Kami pun menghabiskan beberapa jam bercakap-cakap tentang kehidupanku. Aku mencatat semuanya di secarik kertas yang kutemukan dengan cara menggambar. Aku anak tunggal, ayahku meninggal sejak aku berusia 2 tahun. Sebenarnya, aku tidak ingat apa-apa, jadi aku biasa saja soal hal itu. Aku siswi SMK seni ternama di Yogyakarta, dan Merilyn adalah teman dekatku di sana. Aku terampil di kelas interior dan masuk dengan beasiswa berkat portofolio desain interiorku. Aku adalah orang yang ramah, sangat kreatif, dan bertanggung jawab. Akan tetapi, aku sangat rakus, sering menunda pekerjaan, dan kadang berbicara terlalu blak-blakan.

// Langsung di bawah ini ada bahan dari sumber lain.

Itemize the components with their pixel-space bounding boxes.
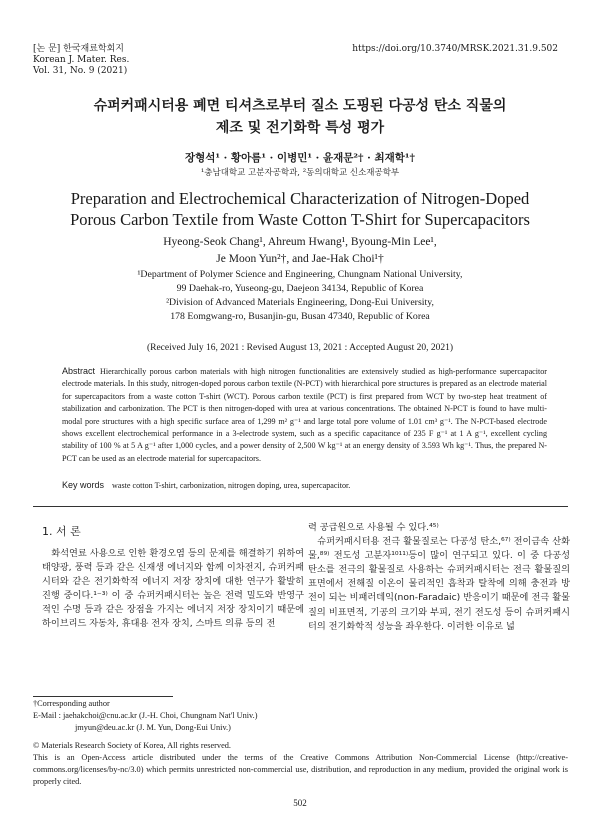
section-divider (33, 506, 568, 507)
english-title-line2: Porous Carbon Textile from Waste Cotton T-Shirt for Supercapacitors (70, 210, 530, 229)
paragraph: 슈퍼커패시터용 전극 활물질로는 다공성 탄소,⁶⁷⁾ 전이금속 산화물,⁸⁹⁾ 전도성 고분자¹⁰¹¹⁾등이 많이 연구되고 있다. 이 중 다공성 탄소를 전극의 활물질로 사용하는 슈퍼커패시터는 전극 활물질의 표면에서 전해질 이온이 물리적인 흡착과 탈착에 의해 충전과 방전이 되는 비패러데익(non-Faradaic) 반응이기 때문에 전극 활물질의 비표면적, 기공의 크기와 부피, 전기 전도성 등이 슈퍼커패시터의 전기화학적 성능을 좌우한다. 이러한 이유로 넓 (308, 536, 570, 632)
english-title-line1: Preparation and Electrochemical Characterization of Nitrogen-Doped (70, 189, 530, 208)
paragraph: 화석연료 사용으로 인한 환경오염 등의 문제를 해결하기 위하여 태양광, 풍력 등과 같은 신재생 에너지와 함께 이차전지, 슈퍼커패시터와 같은 전기화학적 에너지 저장 장치에 대한 연구가 활발히 진행 중이다.¹⁻³⁾ 이 중 슈퍼커패시터는 높은 전력 밀도와 반영구적인 수명 등과 같은 장점을 가지는 에너지 저장 장치이기 때문에 하이브리드 자동차, 휴대용 전자 장치, 스마트 의류 등의 전 (42, 548, 304, 630)
affiliation-2-line1: ²Division of Advanced Materials Engineering, Dong-Eui University, (166, 297, 434, 308)
korean-title-line1: 슈퍼커패시터용 폐면 티셔츠로부터 질소 도핑된 다공성 탄소 직물의 (93, 98, 507, 114)
corresponding-author: †Corresponding author (33, 699, 110, 708)
footnote (33, 698, 303, 734)
affiliation-2-line2: 178 Eomgwang-ro, Busanjin-gu, Busan 47340, Republic of Korea (170, 311, 430, 322)
section-heading: 1. 서 론 (42, 525, 81, 538)
english-title (30, 188, 570, 230)
affiliation-1-line1: ¹Department of Polymer Science and Engineering, Chungnam National University, (137, 269, 463, 280)
copyright-line: © Materials Research Society of Korea, All rights reserved. (33, 741, 231, 750)
keywords-text: waste cotton T-shirt, carbonization, nitrogen doping, urea, supercapacitor. (112, 481, 351, 490)
copyright-notice (33, 740, 568, 788)
english-affiliations (40, 268, 560, 324)
english-authors-line2: Je Moon Yun²†, and Jae-Hak Choi¹† (216, 253, 384, 265)
journal-name-en: Korean J. Mater. Res. (33, 55, 130, 65)
footnote-divider (33, 696, 173, 697)
email-line-1[interactable]: E-Mail : jaehakchoi@cnu.ac.kr (J.-H. Choi, Chungnam Nat'l Univ.) (33, 711, 258, 720)
english-authors-line1: Hyeong-Seok Chang¹, Ahreum Hwang¹, Byoung-Min Lee¹, (163, 236, 437, 248)
paragraph: 력 공급원으로 사용될 수 있다.⁴⁵⁾ (308, 522, 439, 533)
doi-link[interactable]: https://doi.org/10.3740/MRSK.2021.31.9.502 (352, 44, 558, 54)
english-authors (40, 234, 560, 268)
korean-title (40, 95, 560, 139)
korean-title-line2: 제조 및 전기화학 특성 평가 (215, 120, 385, 136)
affiliation-1-line2: 99 Daehak-ro, Yuseong-gu, Daejeon 34134, Republic of Korea (176, 283, 424, 294)
journal-header (33, 44, 129, 77)
keywords (62, 480, 547, 490)
abstract (62, 365, 547, 465)
body-column-left (42, 547, 304, 632)
korean-affiliation: ¹충남대학교 고분자공학과, ²동의대학교 신소재공학부 (200, 168, 400, 178)
received-dates: (Received July 16, 2021 : Revised August 13, 2021 : Accepted August 20, 2021) (146, 343, 454, 353)
journal-name-kr: [논 문] 한국재료학회지 (33, 44, 124, 54)
volume-info: Vol. 31, No. 9 (2021) (33, 66, 128, 76)
license-text: This is an Open-Access article distributed under the terms of the Creative Commons Attribution Non-Commercial License (http://creative-commons.org/licenses/by-nc/3.0) which permits unrestricted non-commercial use, distribution, and reproduction in any medium, provided the original work is properly cited. (33, 753, 568, 786)
abstract-label: Abstract (62, 366, 96, 376)
email-line-2[interactable]: jmyun@deu.ac.kr (J. M. Yun, Dong-Eui Univ.) (75, 723, 231, 732)
body-column-right (308, 521, 570, 634)
korean-authors: 장형석¹ · 황아름¹ · 이병민¹ · 윤재문²† · 최재학¹† (185, 152, 415, 164)
abstract-text: Hierarchically porous carbon materials with high nitrogen functionalities are extensively studied as high-performance supercapacitor electrode materials. In this study, nitrogen-doped porous carbon textile (N-PCT) with hierarchical pore structures is prepared as an electrode material for supercapacitors from a waste cotton T-shirt (WCT). Porous carbon textile (PCT) is first prepared from WCT by two-step heat treatment of stabilization and carbonization. The PCT is then nitrogen-doped with urea at various concentrations. The obtained N-PCT is found to have multi-modal pore structures with a high specific surface area of 1,299 m² g⁻¹ and large total pore volume of 1.01 cm³ g⁻¹. The N-PCT-based electrode shows excellent electrochemical performance in a 3-electrode system, such as a specific capacitance of 235 F g⁻¹ at 1 A g⁻¹, excellent cycling stability of 100 % at 5 A g⁻¹ after 1,000 cycles, and a power density of 2,500 W kg⁻¹ at an energy density of 3.593 Wh kg⁻¹. Thus, the prepared N-PCT can be used as an electrode material for supercapacitors. (62, 367, 547, 463)
page-number: 502 (293, 798, 307, 808)
keywords-label: Key words (62, 480, 105, 490)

Tidak buruk. Aku merasa seperti lahir di usia tujuh belas dengan identitas seseorang yang baik. Cerita-cerita dari Merilyn juga menjelaskan mengapa aku menyukai ruangan-ruangan interior.

 

4. Kontras

Minggu ini, ada beberapa orang lain yang mengunjungiku, tetapi yang datang hari ini benar-benar di luar ekspektasiku. Aku dikunjungi empat orang tiga laki-laki dan satu perempuan yang terlihat seperti murid-murid prodigi yang dingin. Salah satu dari mereka membawa tas punggung dengan buku berjudul ‘Relativistic Physics, ch. 4’ yang menganga. Bagaimana mungkin aku seorang anak desain interior SMA bisa memiliki kaitan dengan mereka?

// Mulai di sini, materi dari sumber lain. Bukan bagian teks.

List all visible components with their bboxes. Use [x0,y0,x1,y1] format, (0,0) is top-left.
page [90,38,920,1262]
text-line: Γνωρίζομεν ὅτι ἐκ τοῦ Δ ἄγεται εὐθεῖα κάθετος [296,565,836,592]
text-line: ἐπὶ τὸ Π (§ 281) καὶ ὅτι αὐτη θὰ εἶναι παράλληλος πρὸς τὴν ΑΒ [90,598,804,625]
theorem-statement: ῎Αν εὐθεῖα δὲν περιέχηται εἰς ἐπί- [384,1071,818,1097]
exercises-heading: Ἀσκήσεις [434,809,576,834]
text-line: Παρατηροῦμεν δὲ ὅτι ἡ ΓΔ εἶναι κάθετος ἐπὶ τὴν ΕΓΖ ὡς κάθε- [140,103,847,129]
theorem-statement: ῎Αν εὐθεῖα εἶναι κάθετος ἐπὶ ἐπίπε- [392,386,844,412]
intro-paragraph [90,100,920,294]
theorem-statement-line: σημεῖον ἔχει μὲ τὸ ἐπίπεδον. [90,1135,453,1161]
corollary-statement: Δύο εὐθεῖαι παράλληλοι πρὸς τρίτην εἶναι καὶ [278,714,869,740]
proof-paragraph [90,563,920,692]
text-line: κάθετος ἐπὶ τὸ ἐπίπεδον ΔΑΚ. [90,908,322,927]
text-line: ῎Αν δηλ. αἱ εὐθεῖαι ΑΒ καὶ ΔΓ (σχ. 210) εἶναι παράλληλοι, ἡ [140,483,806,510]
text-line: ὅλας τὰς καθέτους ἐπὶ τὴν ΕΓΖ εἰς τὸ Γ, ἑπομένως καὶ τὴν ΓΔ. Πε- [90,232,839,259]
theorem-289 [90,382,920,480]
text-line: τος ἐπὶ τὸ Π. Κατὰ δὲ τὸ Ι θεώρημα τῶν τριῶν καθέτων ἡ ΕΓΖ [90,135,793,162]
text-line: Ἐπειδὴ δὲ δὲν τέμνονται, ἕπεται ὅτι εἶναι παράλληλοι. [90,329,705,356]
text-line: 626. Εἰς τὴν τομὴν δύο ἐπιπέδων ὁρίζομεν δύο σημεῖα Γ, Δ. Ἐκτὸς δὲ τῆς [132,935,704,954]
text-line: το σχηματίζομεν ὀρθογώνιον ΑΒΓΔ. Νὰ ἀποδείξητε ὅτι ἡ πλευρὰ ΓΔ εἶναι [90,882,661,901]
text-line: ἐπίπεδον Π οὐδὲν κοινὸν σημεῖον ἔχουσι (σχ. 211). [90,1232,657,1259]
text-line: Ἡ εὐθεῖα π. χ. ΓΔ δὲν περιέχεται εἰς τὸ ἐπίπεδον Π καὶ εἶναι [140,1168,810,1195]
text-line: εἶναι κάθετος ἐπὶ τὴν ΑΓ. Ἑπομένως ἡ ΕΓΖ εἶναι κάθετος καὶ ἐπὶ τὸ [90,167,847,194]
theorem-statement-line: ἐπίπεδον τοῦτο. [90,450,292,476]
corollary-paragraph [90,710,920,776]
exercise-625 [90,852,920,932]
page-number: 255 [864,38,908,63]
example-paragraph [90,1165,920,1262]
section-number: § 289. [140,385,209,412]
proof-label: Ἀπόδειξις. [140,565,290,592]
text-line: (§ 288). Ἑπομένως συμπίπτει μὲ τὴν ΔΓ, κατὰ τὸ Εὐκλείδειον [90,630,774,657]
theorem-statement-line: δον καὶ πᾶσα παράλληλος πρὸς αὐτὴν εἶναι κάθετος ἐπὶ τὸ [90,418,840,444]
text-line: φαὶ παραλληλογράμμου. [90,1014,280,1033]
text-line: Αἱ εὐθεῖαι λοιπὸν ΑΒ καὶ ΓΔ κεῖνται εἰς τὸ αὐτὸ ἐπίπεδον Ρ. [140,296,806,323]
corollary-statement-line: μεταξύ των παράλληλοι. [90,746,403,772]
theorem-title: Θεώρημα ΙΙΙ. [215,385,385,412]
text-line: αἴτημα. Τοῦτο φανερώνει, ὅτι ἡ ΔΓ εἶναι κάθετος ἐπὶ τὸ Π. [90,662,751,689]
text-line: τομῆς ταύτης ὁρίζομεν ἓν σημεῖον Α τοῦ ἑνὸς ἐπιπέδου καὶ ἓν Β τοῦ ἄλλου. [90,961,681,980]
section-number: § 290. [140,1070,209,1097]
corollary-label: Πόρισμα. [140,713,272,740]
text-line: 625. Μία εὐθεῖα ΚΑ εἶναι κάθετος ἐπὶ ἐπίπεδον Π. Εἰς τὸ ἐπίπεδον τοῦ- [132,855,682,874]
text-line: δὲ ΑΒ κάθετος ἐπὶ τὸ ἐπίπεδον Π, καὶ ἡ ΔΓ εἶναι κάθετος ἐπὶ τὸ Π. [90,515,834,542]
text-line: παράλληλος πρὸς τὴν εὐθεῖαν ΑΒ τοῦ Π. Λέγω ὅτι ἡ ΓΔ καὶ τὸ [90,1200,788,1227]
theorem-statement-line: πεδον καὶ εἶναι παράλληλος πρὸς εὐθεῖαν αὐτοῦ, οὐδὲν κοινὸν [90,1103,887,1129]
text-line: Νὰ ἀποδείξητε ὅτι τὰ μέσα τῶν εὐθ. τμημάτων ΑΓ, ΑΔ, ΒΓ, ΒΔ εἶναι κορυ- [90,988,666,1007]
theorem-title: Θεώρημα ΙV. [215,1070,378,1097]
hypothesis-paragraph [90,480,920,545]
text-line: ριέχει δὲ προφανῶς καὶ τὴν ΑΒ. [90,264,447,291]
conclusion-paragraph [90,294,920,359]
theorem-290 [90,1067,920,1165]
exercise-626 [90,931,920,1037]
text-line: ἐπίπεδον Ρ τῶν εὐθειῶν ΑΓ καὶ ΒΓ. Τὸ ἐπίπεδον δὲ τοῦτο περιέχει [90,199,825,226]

Di luar kesanku, perempuan dari rombongan itu langsung berlari memelukku. “Haiiii, Sacha! Aku kangen kamu,” ujarnya. Aku ingin langsung bertanya siapa dia, tetapi teringat kebiasaanburukku yang blak-blakan. Aku pun menahan pertanyaan itu, dan hanya menatapnya sambil tersenyum tipis.

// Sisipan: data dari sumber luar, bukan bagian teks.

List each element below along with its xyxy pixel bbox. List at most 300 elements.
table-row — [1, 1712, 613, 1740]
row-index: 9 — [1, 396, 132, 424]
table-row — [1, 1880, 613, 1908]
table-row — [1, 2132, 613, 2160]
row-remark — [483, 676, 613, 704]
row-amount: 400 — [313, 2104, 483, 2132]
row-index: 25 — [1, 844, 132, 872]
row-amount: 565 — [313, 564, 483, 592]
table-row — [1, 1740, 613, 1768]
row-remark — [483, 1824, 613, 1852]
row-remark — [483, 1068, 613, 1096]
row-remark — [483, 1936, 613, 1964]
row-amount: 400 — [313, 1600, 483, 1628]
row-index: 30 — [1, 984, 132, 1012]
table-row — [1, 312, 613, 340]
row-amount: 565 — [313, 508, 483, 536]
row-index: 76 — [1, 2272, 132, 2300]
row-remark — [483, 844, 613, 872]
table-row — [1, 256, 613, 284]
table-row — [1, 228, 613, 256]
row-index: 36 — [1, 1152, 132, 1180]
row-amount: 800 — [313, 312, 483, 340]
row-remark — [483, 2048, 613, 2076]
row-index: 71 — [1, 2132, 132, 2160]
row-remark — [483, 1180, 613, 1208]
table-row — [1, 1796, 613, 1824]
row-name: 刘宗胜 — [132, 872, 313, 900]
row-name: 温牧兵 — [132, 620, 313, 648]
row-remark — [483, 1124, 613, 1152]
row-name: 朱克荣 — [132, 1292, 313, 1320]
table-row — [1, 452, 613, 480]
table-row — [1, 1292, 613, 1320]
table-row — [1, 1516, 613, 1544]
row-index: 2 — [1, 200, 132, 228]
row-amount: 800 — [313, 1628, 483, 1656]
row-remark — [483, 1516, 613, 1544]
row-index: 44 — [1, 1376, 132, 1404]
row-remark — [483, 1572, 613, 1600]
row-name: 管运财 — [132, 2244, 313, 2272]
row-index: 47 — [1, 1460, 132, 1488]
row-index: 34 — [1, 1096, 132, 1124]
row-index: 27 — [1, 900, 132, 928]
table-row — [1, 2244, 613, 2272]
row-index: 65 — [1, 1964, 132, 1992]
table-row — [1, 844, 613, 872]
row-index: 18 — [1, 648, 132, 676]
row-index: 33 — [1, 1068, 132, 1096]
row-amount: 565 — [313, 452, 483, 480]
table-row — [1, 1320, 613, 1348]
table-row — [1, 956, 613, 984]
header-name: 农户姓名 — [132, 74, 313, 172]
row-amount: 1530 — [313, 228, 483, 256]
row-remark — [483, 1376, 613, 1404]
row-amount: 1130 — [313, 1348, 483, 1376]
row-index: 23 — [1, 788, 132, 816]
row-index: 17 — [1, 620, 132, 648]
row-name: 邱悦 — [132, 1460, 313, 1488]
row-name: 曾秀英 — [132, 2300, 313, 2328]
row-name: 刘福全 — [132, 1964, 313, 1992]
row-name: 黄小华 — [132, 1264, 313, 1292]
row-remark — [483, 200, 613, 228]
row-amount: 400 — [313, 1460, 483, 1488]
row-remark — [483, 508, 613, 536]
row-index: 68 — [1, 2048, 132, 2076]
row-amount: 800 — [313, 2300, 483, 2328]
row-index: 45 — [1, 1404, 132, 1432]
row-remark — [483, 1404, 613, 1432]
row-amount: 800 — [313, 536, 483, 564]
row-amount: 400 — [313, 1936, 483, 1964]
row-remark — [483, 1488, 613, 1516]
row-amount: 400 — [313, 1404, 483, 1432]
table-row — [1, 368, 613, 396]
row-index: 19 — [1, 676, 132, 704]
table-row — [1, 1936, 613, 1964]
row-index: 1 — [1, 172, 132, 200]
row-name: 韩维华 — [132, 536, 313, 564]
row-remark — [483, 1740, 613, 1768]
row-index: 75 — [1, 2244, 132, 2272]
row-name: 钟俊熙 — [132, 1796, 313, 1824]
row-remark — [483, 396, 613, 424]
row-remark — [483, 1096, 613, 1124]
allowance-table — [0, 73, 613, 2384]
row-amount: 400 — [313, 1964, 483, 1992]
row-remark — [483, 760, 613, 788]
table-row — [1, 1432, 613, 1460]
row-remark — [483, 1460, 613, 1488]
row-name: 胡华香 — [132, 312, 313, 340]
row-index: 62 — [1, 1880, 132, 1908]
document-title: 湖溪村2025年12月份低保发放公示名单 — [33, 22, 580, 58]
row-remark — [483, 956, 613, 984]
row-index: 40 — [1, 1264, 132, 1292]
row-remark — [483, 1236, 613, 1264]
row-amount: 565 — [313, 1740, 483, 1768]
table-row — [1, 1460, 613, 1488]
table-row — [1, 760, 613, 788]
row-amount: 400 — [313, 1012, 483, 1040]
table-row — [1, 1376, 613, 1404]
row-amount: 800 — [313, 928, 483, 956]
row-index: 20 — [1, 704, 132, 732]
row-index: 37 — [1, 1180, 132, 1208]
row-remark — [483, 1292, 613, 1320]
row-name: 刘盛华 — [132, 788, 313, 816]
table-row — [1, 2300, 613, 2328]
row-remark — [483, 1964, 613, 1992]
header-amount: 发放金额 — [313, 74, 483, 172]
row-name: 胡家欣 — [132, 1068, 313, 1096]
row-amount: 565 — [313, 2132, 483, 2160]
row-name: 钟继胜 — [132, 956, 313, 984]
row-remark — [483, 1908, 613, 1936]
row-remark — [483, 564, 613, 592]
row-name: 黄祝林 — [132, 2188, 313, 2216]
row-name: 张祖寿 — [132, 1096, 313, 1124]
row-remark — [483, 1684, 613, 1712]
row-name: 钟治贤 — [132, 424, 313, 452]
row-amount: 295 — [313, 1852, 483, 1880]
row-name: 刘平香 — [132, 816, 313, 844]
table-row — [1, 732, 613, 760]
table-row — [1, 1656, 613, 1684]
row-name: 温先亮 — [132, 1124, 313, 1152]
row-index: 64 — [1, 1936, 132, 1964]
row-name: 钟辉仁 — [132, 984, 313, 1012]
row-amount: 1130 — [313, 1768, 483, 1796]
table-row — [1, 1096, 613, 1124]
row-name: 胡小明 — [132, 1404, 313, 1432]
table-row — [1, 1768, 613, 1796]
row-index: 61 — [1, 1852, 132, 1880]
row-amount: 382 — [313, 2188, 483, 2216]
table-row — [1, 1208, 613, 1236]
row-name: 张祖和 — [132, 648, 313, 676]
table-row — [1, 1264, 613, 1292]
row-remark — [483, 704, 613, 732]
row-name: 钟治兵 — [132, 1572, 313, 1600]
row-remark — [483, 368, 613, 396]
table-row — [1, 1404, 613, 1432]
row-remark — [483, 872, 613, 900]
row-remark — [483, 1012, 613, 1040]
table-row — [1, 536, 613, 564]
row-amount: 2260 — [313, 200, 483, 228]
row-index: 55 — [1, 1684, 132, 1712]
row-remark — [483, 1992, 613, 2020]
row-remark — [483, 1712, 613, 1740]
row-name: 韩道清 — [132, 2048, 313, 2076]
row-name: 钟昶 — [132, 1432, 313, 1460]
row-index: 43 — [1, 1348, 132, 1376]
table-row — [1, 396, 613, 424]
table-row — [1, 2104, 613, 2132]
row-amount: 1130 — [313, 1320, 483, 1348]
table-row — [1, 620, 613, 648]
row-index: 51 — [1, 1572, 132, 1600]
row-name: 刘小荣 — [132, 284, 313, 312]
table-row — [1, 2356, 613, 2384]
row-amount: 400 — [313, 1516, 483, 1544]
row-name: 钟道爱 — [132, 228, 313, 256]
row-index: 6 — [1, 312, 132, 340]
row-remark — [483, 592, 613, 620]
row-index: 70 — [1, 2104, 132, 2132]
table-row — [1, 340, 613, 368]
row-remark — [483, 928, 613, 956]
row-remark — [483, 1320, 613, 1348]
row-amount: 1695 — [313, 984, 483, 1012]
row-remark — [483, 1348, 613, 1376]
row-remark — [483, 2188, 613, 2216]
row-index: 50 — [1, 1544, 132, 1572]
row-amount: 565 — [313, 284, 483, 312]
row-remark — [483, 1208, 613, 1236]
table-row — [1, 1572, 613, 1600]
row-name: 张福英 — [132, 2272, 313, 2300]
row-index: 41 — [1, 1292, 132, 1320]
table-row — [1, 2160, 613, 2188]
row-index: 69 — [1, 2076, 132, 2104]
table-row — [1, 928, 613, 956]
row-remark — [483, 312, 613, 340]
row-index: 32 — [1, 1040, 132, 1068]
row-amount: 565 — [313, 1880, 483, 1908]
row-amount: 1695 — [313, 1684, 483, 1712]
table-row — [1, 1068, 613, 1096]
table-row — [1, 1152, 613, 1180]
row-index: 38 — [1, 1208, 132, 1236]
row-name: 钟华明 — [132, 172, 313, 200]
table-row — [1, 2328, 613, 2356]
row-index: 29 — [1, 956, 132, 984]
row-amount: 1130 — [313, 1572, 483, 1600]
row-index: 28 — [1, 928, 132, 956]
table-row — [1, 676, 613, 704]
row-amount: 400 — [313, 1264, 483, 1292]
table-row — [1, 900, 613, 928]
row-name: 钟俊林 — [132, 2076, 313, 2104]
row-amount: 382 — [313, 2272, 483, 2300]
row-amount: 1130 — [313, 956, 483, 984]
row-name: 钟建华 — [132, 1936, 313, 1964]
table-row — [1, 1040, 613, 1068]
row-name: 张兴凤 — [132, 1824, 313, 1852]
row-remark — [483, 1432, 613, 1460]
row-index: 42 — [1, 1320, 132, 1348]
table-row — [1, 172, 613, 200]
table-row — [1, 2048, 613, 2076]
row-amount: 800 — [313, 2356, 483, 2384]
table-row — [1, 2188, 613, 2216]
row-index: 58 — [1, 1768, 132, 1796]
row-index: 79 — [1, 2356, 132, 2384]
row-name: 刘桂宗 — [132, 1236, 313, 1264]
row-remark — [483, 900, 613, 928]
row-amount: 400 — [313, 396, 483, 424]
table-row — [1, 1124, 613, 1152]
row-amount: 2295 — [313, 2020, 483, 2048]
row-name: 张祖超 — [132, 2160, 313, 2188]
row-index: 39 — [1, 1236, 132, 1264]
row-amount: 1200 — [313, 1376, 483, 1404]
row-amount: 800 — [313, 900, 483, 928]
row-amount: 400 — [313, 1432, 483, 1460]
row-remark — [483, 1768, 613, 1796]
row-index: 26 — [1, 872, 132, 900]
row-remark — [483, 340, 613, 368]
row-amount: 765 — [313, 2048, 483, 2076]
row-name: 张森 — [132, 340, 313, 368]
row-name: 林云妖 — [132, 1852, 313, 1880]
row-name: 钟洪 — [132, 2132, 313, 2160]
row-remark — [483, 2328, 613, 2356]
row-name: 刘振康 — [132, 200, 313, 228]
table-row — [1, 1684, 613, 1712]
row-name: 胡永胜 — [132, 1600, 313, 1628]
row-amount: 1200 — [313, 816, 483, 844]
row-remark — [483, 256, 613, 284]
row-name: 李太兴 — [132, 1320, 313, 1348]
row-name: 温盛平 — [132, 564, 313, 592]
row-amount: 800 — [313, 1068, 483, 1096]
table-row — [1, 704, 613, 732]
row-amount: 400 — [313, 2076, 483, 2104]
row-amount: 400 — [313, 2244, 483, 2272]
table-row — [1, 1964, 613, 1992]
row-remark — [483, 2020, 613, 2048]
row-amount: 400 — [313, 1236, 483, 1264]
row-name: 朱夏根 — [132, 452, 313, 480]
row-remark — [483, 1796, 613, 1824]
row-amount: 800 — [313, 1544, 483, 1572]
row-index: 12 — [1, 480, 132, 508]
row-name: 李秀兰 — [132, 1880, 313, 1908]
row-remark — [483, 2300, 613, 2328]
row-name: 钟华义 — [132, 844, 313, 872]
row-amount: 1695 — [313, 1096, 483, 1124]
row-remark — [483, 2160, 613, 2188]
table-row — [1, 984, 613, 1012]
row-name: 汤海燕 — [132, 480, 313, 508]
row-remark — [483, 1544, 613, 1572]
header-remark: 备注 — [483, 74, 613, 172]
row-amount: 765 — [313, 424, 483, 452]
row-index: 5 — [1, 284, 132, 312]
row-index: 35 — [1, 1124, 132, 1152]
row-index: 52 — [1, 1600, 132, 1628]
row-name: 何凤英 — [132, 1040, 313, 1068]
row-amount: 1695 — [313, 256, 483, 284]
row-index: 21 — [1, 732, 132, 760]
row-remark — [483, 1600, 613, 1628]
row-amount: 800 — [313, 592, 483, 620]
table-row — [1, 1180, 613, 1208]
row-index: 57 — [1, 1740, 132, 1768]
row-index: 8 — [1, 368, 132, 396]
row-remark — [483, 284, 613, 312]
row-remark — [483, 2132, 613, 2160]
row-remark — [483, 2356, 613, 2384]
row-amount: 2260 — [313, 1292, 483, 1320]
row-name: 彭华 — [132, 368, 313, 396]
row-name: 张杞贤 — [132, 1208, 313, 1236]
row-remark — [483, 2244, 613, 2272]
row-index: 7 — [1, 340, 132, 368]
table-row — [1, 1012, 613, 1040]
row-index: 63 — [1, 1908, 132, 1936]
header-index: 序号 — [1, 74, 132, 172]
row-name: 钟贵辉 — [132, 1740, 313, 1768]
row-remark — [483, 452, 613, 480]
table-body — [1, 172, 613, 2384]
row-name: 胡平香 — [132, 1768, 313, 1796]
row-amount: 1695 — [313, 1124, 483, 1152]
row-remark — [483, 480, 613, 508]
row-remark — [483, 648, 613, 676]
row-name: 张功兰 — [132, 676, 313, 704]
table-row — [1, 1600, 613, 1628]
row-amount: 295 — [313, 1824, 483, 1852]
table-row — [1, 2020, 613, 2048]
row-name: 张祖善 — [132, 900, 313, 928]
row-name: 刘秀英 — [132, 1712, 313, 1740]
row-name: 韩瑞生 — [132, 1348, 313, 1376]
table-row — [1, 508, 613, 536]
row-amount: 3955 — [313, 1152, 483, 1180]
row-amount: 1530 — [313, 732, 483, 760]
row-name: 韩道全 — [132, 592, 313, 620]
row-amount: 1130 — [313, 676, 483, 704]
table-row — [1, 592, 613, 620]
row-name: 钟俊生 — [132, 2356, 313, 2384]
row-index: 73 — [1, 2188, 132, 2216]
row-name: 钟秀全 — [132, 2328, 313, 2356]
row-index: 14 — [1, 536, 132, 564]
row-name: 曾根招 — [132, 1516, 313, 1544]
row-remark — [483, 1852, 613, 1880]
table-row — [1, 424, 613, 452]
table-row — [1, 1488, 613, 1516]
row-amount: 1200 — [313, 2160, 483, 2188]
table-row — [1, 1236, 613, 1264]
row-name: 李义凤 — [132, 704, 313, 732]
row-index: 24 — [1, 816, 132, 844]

Laki-laki berjaket putih di sampingnya memotong interaksi kami dengan menegur pelan perempuan itu, “Bukankah aku sudah mengatakan kalau ia kehilangan ingatannya? Bagaimana bisa kamu langsung menghampirinya seperti itu.” Perempuan itu menjawab dengan ketus, "Suka-suka aku, dong. Kita bisa jelaskan nanti." Situasi yang membingungkan ini membuatku langsung meminta mereka memperkenalkan diri. "Halo, kalian, siapa?" ujarku.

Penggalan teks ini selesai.